Als we onze eerste stappen zetten tussen het klein wild, zoals impala’s, blesbokken, gnoes (wildebeesten) en wrattenzwijnen, is het meteen raak. Een drietal parelhoenders steken hun kop nieuwsgierig boven het gras uit en in een Seringa boom perfectioneren kleurrijke wevers onder luid gekwetter hun hangende nestjes. Meteen wordt duidelijk waarom vogelliefhebbers hier zo graag komen. Het voelt alsof je rondloopt in een groot natuurthemapark en de dieren poseren graag, zo lijkt het wanneer een giraffe ons pad kruist. Hij kijkt ons aan, net zo nieuwsgierig als wij naar hem kijken. Slank en lang, met een koninklijke houding. Het is alsof hij poseert voor een fotoshoot, met de heuvels als achtergrond. Maar net zo snel als hij verscheen, draait hij zich om en sjokt statig met een vertraagde draf verder, alsof hij aan zijn portretrecht gehecht is.
We blijven even staan om alles in ons op te nemen, terwijl een scala aan vogelgeluiden Afrika bezingt. Dit is fantastisch, maar dan verschuift onze aandacht naar een Afrikaanse arend, die als een papieren vliegtuigje neerstrijkt op een tak van een afgeplatte acaciaboom; alsof hij daartoe opdracht heeft gekregen van een luchtverkeersleider. Het doet onwerkelijk aan en we zijn vastbesloten om de komende twee gamedrives niets aan ons voorbij te laten gaan.
Het safarigevoel
“We hebben de afgelopen dagen een aantal goede waarnemingen gehad,” zegt de gids in haar Zuid-Afrikaans accent. Voorafgaand aan onze eerste gamedrive vraagt ze wat we zouden willen zien.

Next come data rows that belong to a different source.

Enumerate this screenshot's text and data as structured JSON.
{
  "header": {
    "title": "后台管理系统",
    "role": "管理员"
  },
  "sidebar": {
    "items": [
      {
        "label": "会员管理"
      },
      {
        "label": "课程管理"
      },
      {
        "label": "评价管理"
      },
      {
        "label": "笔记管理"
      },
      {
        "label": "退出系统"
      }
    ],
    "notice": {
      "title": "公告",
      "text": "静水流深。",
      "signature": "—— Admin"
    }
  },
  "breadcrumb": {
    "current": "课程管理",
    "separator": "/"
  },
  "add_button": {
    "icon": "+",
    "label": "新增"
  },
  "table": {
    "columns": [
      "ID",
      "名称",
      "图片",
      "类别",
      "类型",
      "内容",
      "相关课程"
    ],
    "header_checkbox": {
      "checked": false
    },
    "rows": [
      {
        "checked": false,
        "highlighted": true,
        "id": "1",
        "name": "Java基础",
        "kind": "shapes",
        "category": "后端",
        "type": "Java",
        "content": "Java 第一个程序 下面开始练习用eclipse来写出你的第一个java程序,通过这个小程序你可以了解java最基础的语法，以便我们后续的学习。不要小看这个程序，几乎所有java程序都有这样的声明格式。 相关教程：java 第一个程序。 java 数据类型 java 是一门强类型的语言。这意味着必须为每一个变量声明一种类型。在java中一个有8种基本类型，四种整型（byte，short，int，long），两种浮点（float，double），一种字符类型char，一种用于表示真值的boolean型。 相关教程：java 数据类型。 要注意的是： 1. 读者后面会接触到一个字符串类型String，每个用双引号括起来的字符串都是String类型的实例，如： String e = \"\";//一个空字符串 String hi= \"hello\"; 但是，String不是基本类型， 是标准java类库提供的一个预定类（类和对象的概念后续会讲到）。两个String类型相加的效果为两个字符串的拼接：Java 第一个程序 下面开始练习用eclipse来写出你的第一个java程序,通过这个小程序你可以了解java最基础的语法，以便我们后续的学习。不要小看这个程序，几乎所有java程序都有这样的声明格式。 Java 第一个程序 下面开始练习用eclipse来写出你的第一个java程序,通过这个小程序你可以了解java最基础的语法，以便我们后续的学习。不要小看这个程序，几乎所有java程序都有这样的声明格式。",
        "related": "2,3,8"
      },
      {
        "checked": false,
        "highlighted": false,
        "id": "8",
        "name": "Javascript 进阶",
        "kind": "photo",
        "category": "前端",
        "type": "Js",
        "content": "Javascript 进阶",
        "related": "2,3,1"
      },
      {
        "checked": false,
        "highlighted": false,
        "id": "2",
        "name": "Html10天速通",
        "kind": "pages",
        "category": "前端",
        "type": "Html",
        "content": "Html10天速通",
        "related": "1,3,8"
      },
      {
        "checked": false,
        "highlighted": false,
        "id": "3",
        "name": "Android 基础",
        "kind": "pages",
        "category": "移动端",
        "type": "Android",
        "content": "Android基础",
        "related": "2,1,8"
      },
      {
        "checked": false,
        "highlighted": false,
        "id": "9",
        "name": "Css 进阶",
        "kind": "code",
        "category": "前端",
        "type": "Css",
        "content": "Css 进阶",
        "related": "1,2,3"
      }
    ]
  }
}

We vertellen haar dat het leuk zou zijn om een glimp op te vangen van leeuwen, cheeta’s en olifanten, maar we maken ons geen zorgen, want we zijn überhaupt blij om hier te zijn.
“Laten we op pad gaan en kijken wat we vandaag kunnen vinden.” In een terreinwagen, met open zijkanten en gelaagde zitplaatsen, rijden we met vijf anderen het Welgevonden Game Reserve in. We stoppen bijna net zo snel als we zijn begonnen, want als we het domein van de Big Five betreden galoppeert er direct een hartebeest voorbij.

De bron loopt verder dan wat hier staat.